Objectives Endothelial progenitor cells (EPC) are thought to be engaged in neovascularisation after myocardial infarction (MI). In most cases, however, autologous EPC seem to be insufficient for recovery. EPC transplantation is a promising therapy for MI. The purpose of the present study was to explore the potential mechanism in EPC transplantation after MI.

Methods Mononuclear cells were obtained from enhanced green fluorescent protein (EGFP) transgenic BALB/c mice. Cells were induced cultured, identified for EPC and transplanted into the border zone of infarct myocardium. Frozen sections of myocardium were inspected for EGFP positive cells 7 days after transplantation. Expressions of stromal cell-derived factor-1 α (SDF-1 α) and vascular endothelial growth factor (VEGF) in the border zone were measured 3 days after surgery. Microvessel density and fibrosis in the border zone as well as cardiac function were assessed 4 weeks after surgery.

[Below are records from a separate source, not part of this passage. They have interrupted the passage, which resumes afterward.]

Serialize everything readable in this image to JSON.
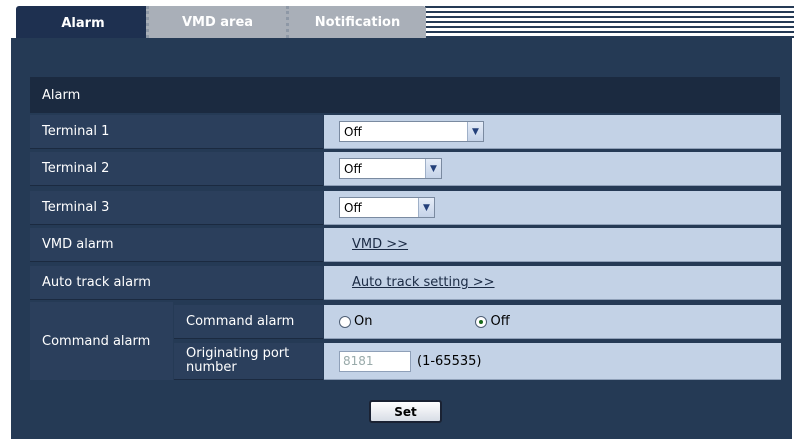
{
  "tabs": [
    {
      "label": "Alarm",
      "active": true
    },
    {
      "label": "VMD area",
      "active": false
    },
    {
      "label": "Notification",
      "active": false
    }
  ],
  "section_header": "Alarm",
  "rows": {
    "terminal1": {
      "label": "Terminal 1",
      "value": "Off"
    },
    "terminal2": {
      "label": "Terminal 2",
      "value": "Off"
    },
    "terminal3": {
      "label": "Terminal 3",
      "value": "Off"
    },
    "vmd_alarm": {
      "label": "VMD alarm",
      "link": "VMD >>"
    },
    "auto_track": {
      "label": "Auto track alarm",
      "link": "Auto track setting >>"
    }
  },
  "command_alarm": {
    "group_label": "Command alarm",
    "sub_label": "Command alarm",
    "option_on": "On",
    "option_off": "Off",
    "selected": "Off",
    "port_label": "Originating port number",
    "port_placeholder": "8181",
    "port_range": "(1-65535)"
  },
  "set_button": "Set",
  "colors": {
    "panel": "#253a55",
    "value_bg": "#c3d2e6",
    "active_tab": "#1e3050",
    "inactive_tab": "#a9afb8"
  }
}
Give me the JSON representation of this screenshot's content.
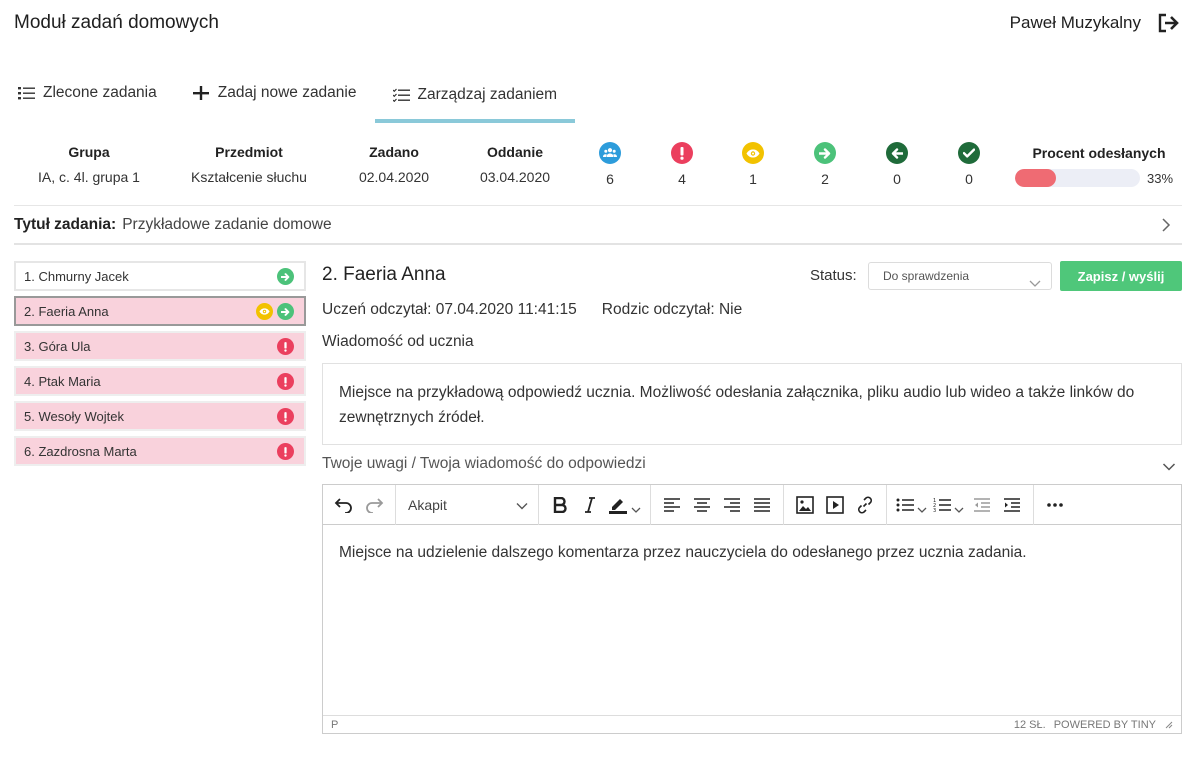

Results EGFP positive cells formed circular structures 7 days after transplantation. Compared with vehicle, the expressions of SDF-1 α and VEGF in the border zone were enhanced 3 days after EPC transplantation p<0.05, p<0.01 respectively). Microvessel density was increased and fibrosis was decreased in the border zone 4 weeks after EPC transplantation p<0.05, p<0.01 respectively). Fractional shortening was higher with smaller left ventricular end-diastolic dimension and end-systolic dimension after EPC treatment compared to vehicle p<0.05).

Conclusions EPC transplantation could improve cardiac function and ameliorate cardiac remodelling after MI in mice via participation in neovascularisation and paracrine effects of SDF-1 α and VEGF.